A quelle parole sul suo viso apparve un sorriso tutt'altro che divertito.

«Vedi il tuo problema è che ora pensi di essere speciale solo perché ti ho salvata da quel club. Ma te l'ho già detto, l'ho fatto solo perché mi servi... Credo di averti dato un'idea sbagliata di me; quindi, è ora di sistemare le cose.», quelle parole scandite una ad una erano riuscite a farmi gelare il sangue nelle vene.
Per quanto fosse bello, allo stesso tempo si stava dimostrando per l'uomo che era.

Manipolatore, figlio di put*ana dal cuore di ghiaccio.

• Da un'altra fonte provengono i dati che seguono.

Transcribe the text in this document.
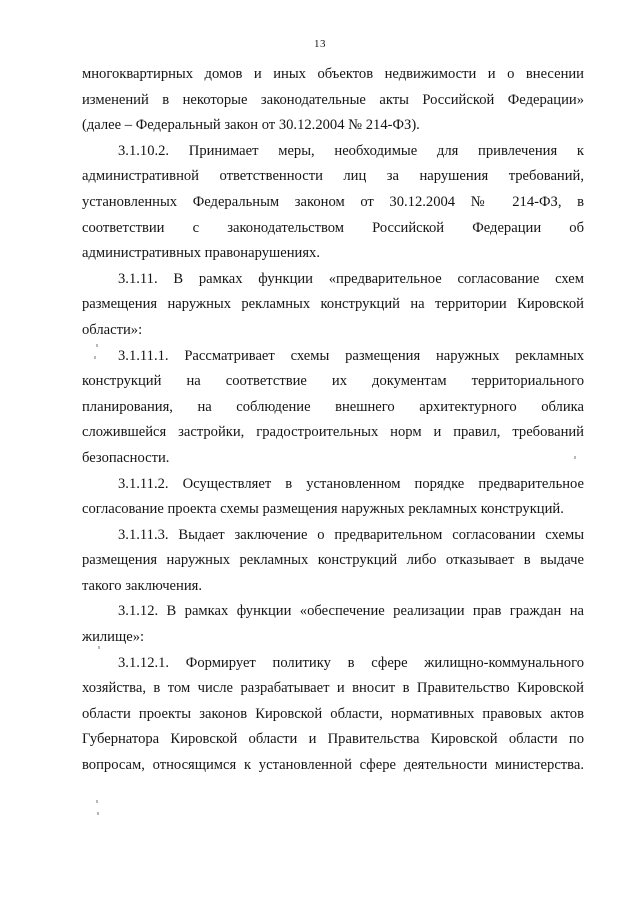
13

многоквартирных домов и иных объектов недвижимости и о внесении
изменений в некоторые законодательные акты Российской Федерации»
(далее – Федеральный закон от 30.12.2004 № 214-ФЗ).

3.1.10.2. Принимает меры, необходимые для привлечения к
административной ответственности лиц за нарушения требований,
установленных Федеральным законом от 30.12.2004 № 214-ФЗ, в
соответствии с законодательством Российской Федерации об
административных правонарушениях.

3.1.11. В рамках функции «предварительное согласование схем
размещения наружных рекламных конструкций на территории Кировской
области»:

3.1.11.1. Рассматривает схемы размещения наружных рекламных
конструкций на соответствие их документам территориального
планирования, на соблюдение внешнего архитектурного облика
сложившейся застройки, градостроительных норм и правил, требований
безопасности.

3.1.11.2. Осуществляет в установленном порядке предварительное
согласование проекта схемы размещения наружных рекламных конструкций.

3.1.11.3. Выдает заключение о предварительном согласовании схемы
размещения наружных рекламных конструкций либо отказывает в выдаче
такого заключения.

3.1.12. В рамках функции «обеспечение реализации прав граждан на
жилище»:

3.1.12.1. Формирует политику в сфере жилищно-коммунального
хозяйства, в том числе разрабатывает и вносит в Правительство Кировской
области проекты законов Кировской области, нормативных правовых актов
Губернатора Кировской области и Правительства Кировской области по
вопросам, относящимся к установленной сфере деятельности министерства.
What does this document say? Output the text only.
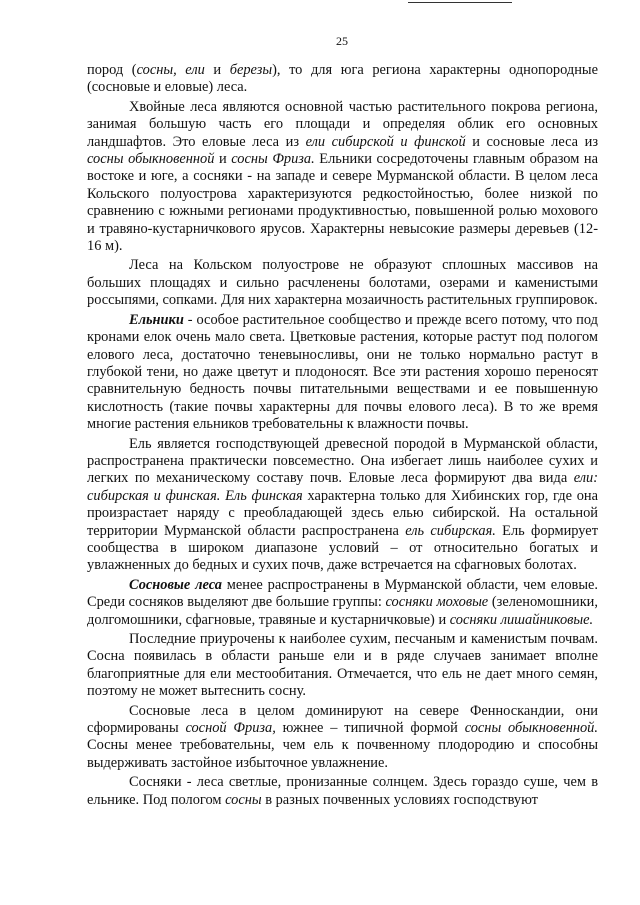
25

пород (сосны, ели и березы), то для юга региона характерны однопородные (сосновые и еловые) леса.

Хвойные леса являются основной частью растительного покрова региона, занимая большую часть его площади и определяя облик его основных ландшафтов. Это еловые леса из ели сибирской и финской и сосновые леса из сосны обыкновенной и сосны Фриза. Ельники сосредоточены главным образом на востоке и юге, а сосняки - на западе и севере Мурманской области. В целом леса Кольского полуострова характеризуются редкостойностью, более низкой по сравнению с южными регионами продуктивностью, повышенной ролью мохового и травяно-кустарничкового ярусов. Характерны невысокие размеры деревьев (12-16 м).

Леса на Кольском полуострове не образуют сплошных массивов на больших площадях и сильно расчленены болотами, озерами и каменистыми россыпями, сопками. Для них характерна мозаичность растительных группировок.

Ельники - особое растительное сообщество и прежде всего потому, что под кронами елок очень мало света. Цветковые растения, которые растут под пологом елового леса, достаточно теневыносливы, они не только нормально растут в глубокой тени, но даже цветут и плодоносят. Все эти растения хорошо переносят сравнительную бедность почвы питательными веществами и ее повышенную кислотность (такие почвы характерны для почвы елового леса). В то же время многие растения ельников требовательны к влажности почвы.

Ель является господствующей древесной породой в Мурманской области, распространена практически повсеместно. Она избегает лишь наиболее сухих и легких по механическому составу почв. Еловые леса формируют два вида ели: сибирская и финская. Ель финская характерна только для Хибинских гор, где она произрастает наряду с преобладающей здесь елью сибирской. На остальной территории Мурманской области распространена ель сибирская. Ель формирует сообщества в широком диапазоне условий – от относительно богатых и увлажненных до бедных и сухих почв, даже встречается на сфагновых болотах.

Сосновые леса менее распространены в Мурманской области, чем еловые. Среди сосняков выделяют две большие группы: сосняки моховые (зеленомошники, долгомошники, сфагновые, травяные и кустарничковые) и сосняки лишайниковые.

Последние приурочены к наиболее сухим, песчаным и каменистым почвам. Сосна появилась в области раньше ели и в ряде случаев занимает вполне благоприятные для ели местообитания. Отмечается, что ель не дает много семян, поэтому не может вытеснить сосну.

Сосновые леса в целом доминируют на севере Фенноскандии, они сформированы сосной Фриза, южнее – типичной формой сосны обыкновенной. Сосны менее требовательны, чем ель к почвенному плодородию и способны выдерживать застойное избыточное увлажнение.

Сосняки - леса светлые, пронизанные солнцем. Здесь гораздо суше, чем в ельнике. Под пологом сосны в разных почвенных условиях господствуют
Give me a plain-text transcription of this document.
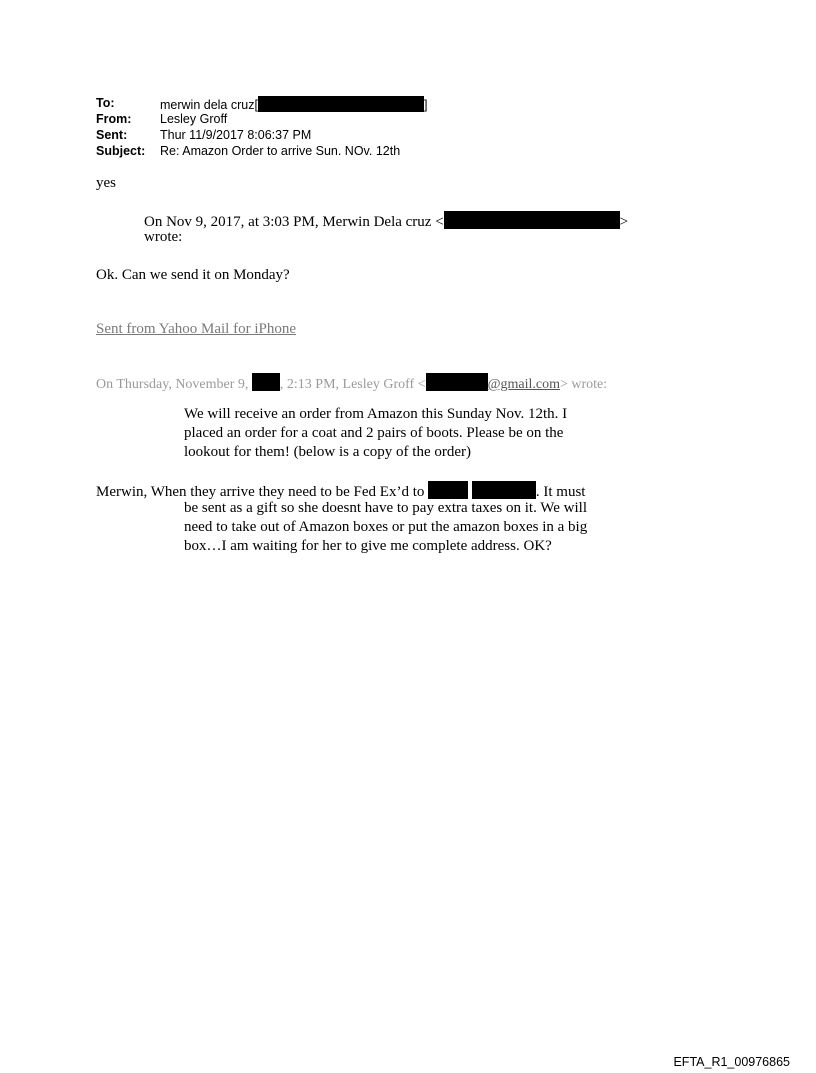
To:	merwin dela cruz[	]
From: Lesley Groff
Sent:	Thur 11/9/2017 8:06:37 PM
Subject: Re: Amazon Order to arrive Sun. NOv. 12th
yes
On Nov 9, 2017, at 3:03 PM, Merwin Dela cruz <	>
wrote:
Ok. Can we send it on Monday?
Sent from Yahoo Mail for iPhone
On Thursday, November 9, , 2:13 PM, Lesley Groff <	@gmail.com> wrote:
We will receive an order from Amazon this Sunday Nov. 12th. I
placed an order for a coat and 2 pairs of boots. Please be on the
lookout for them! (below is a copy of the order)
Merwin, When they arrive they need to be Fed Ex’d to	. It must
be sent as a gift so she doesnt have to pay extra taxes on it. We will
need to take out of Amazon boxes or put the amazon boxes in a big
box…I am waiting for her to give me complete address. OK?
EFTA_R1_00976865
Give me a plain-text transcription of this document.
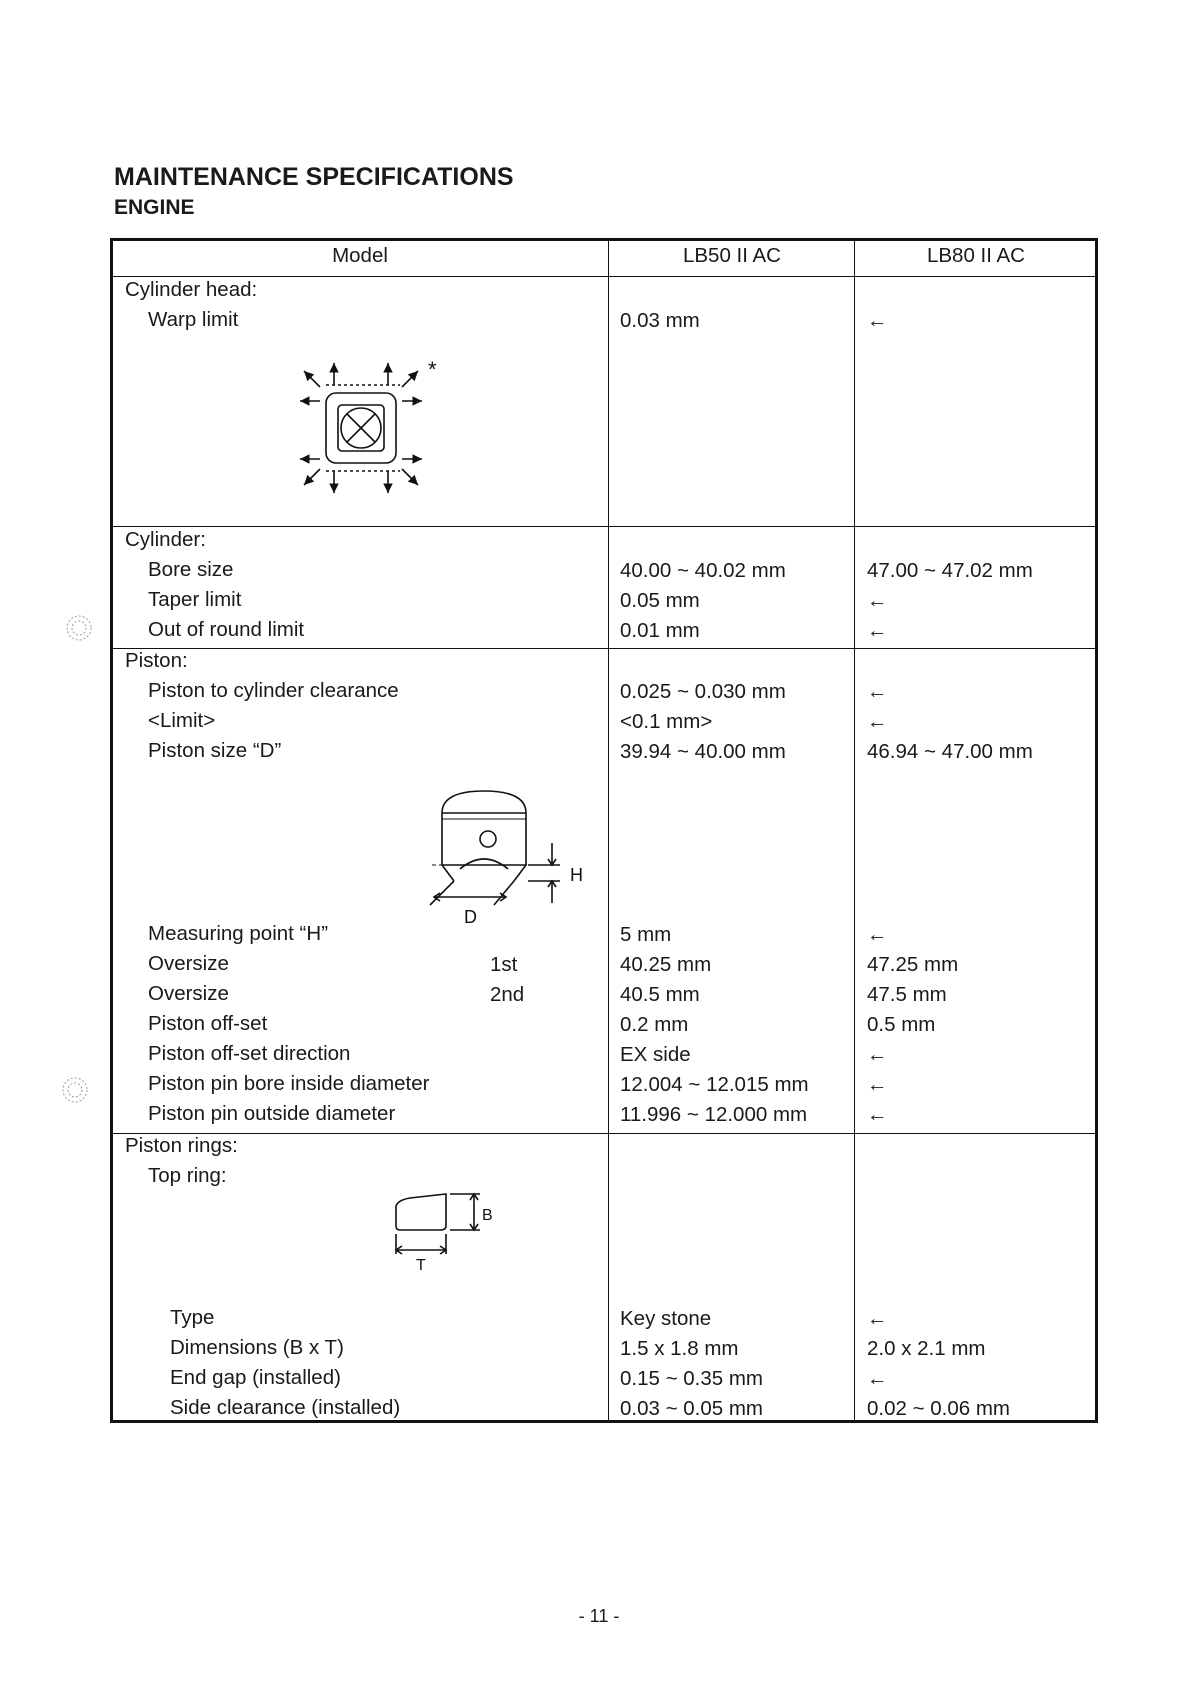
MAINTENANCE SPECIFICATIONS
ENGINE
Model	LB50 II AC	LB80 II AC
Cylinder head:
Warp limit	0.03 mm	←
Cylinder:
Bore size	40.00 ~ 40.02 mm	47.00 ~ 47.02 mm
Taper limit	0.05 mm	←
Out of round limit	0.01 mm	←
Piston:
Piston to cylinder clearance	0.025 ~ 0.030 mm	←
<Limit>	<0.1 mm>	←
Piston size “D”	39.94 ~ 40.00 mm	46.94 ~ 47.00 mm
Measuring point “H”	5 mm	←
Oversize	1st	40.25 mm	47.25 mm
Oversize	2nd	40.5 mm	47.5 mm
Piston off-set	0.2 mm	0.5 mm
Piston off-set direction	EX side	←
Piston pin bore inside diameter	12.004 ~ 12.015 mm	←
Piston pin outside diameter	11.996 ~ 12.000 mm	←
Piston rings:
Top ring:
Type	Key stone	←
Dimensions (B x T)	1.5 x 1.8 mm	2.0 x 2.1 mm
End gap (installed)	0.15 ~ 0.35 mm	←
Side clearance (installed)	0.03 ~ 0.05 mm	0.02 ~ 0.06 mm
*
H
D
B
T
- 11 -
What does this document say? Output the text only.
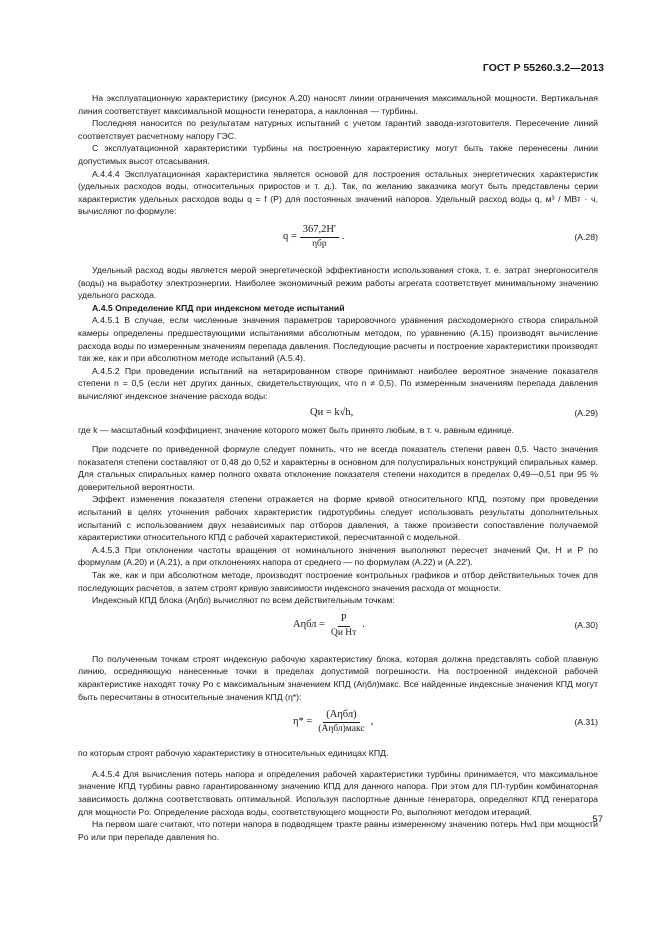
ГОСТ Р 55260.3.2—2013

На эксплуатационную характеристику (рисунок А.20) наносят линии ограничения максимальной мощности. Вертикальная линия соответствует максимальной мощности генератора, а наклонная — турбины.

Последняя наносится по результатам натурных испытаний с учетом гарантий завода-изготовителя. Пересечение линий соответствует расчетному напору ГЭС.

С эксплуатационной характеристики турбины на построенную характеристику могут быть также перенесены линии допустимых высот отсасывания.

А.4.4.4 Эксплуатационная характеристика является основой для построения остальных энергетических характеристик (удельных расходов воды, относительных приростов и т. д.). Так, по желанию заказчика могут быть представлены серии характеристик удельных расходов воды q = f (P) для постоянных значений напоров. Удельный расход воды q, м³ / МВт · ч, вычисляют по формуле:

$q = \frac{367,2H'}{\text{ηбр}}$ .	(А.28)

Удельный расход воды является мерой энергетической эффективности использования стока, т. е. затрат энергоносителя (воды) на выработку электроэнергии. Наиболее экономичный режим работы агрегата соответствует минимальному значению удельного расхода.

А.4.5 Определение КПД при индексном методе испытаний

А.4.5.1 В случае, если численные значения параметров тарировочного уравнения расходомерного створа спиральной камеры определены предшествующими испытаниями абсолютным методом, по уравнению (А.15) производят вычисление расхода воды по измеренным значениям перепада давления. Последующие расчеты и построение характеристики производят так же, как и при абсолютном методе испытаний (А.5.4).

А.4.5.2 При проведении испытаний на нетарированном створе принимают наиболее вероятное значение показателя степени n = 0,5 (если нет других данных, свидетельствующих, что n ≠ 0,5). По измеренным значениям перепада давления вычисляют индексное значение расхода воды:

Qи = k√h,	(А.29)

где k — масштабный коэффициент, значение которого может быть принято любым, в т. ч. равным единице.

При подсчете по приведенной формуле следует помнить, что не всегда показатель степени равен 0,5. Часто значения показателя степени составляют от 0,48 до 0,52 и характерны в основном для полуспиральных конструкций спиральных камер. Для стальных спиральных камер полного охвата отклонение показателя степени находится в пределах 0,49—0,51 при 95 % доверительной вероятности.

Эффект изменения показателя степени отражается на форме кривой относительного КПД, поэтому при проведении испытаний в целях уточнения рабочих характеристик гидротурбины следует использовать результаты дополнительных испытаний с использованием двух независимых пар отборов давления, а также произвести сопоставление получаемой характеристики относительного КПД с рабочей характеристикой, пересчитанной с модельной.

А.4.5.3 При отклонении частоты вращения от номинального значения выполняют пересчет значений Qи, H и P по формулам (А.20) и (А.21), а при отклонениях напора от среднего — по формулам (А.22) и (А.22').

Так же, как и при абсолютном методе, производят построение контрольных графиков и отбор действительных точек для последующих расчетов, а затем строят кривую зависимости индексного значения расхода от мощности.

Индексный КПД блока (Aηбл) вычисляют по всем действительным точкам:

$A\eta бл = \frac{P}{\text{Qи Hт}}$ .	(А.30)

По полученным точкам строят индексную рабочую характеристику блока, которая должна представлять собой плавную линию, осредняющую нанесенные точки в пределах допустимой погрешности. На построенной индексной рабочей характеристике находят точку Pо с максимальным значением КПД (Aηбл)макс. Все найденные индексные значения КПД могут быть пересчитаны в относительные значения КПД (η*):

$\eta* = \frac{\text{(Aηбл)}}{\text{(Aηбл)макс}}$ ,	(А.31)

по которым строят рабочую характеристику в относительных единицах КПД.

А.4.5.4 Для вычисления потерь напора и определения рабочей характеристики турбины принимается, что максимальное значение КПД турбины равно гарантированному значению КПД для данного напора. При этом для ПЛ-турбин комбинаторная зависимость должна соответствовать оптимальной. Используя паспортные данные генератора, определяют КПД генератора для мощности Pо. Определение расхода воды, соответствующего мощности Pо, выполняют методом итераций.

На первом шаге считают, что потери напора в подводящем тракте равны измеренному значению потерь Hw1 при мощности Pо или при перепаде давления hо.

57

«Nick, portatela al vertice. Ci vediamo lì.», ordinò al suo tirapiedi che prima mi aveva aiutata a rialzarmi. L'altro prontamente fece un cenno di assenso, posizionandosi al mio fianco. 
«Adesso, mi deleghi ai tuoi burattini come se fossi un oggetto? Ma come ti permetti!», gli urlai contro, perché si era girato per andarsene non curandosi minimamente delle mie parole.
La sua risposta?
Fulminarmi con lo sguardo, mentre si accendeva una sigaretta. Prontamente il tipo al mio fianco, mi segnalò di seguirlo.
«Senti, almeno sai dirmi dov'è Duncan e se sta bene? Non l'ho più visto.»
«Signorina, la prego di seguirmi.», stentavo a credere alle loro risposte robotiche. Erano addestrati a parlare il meno possibile?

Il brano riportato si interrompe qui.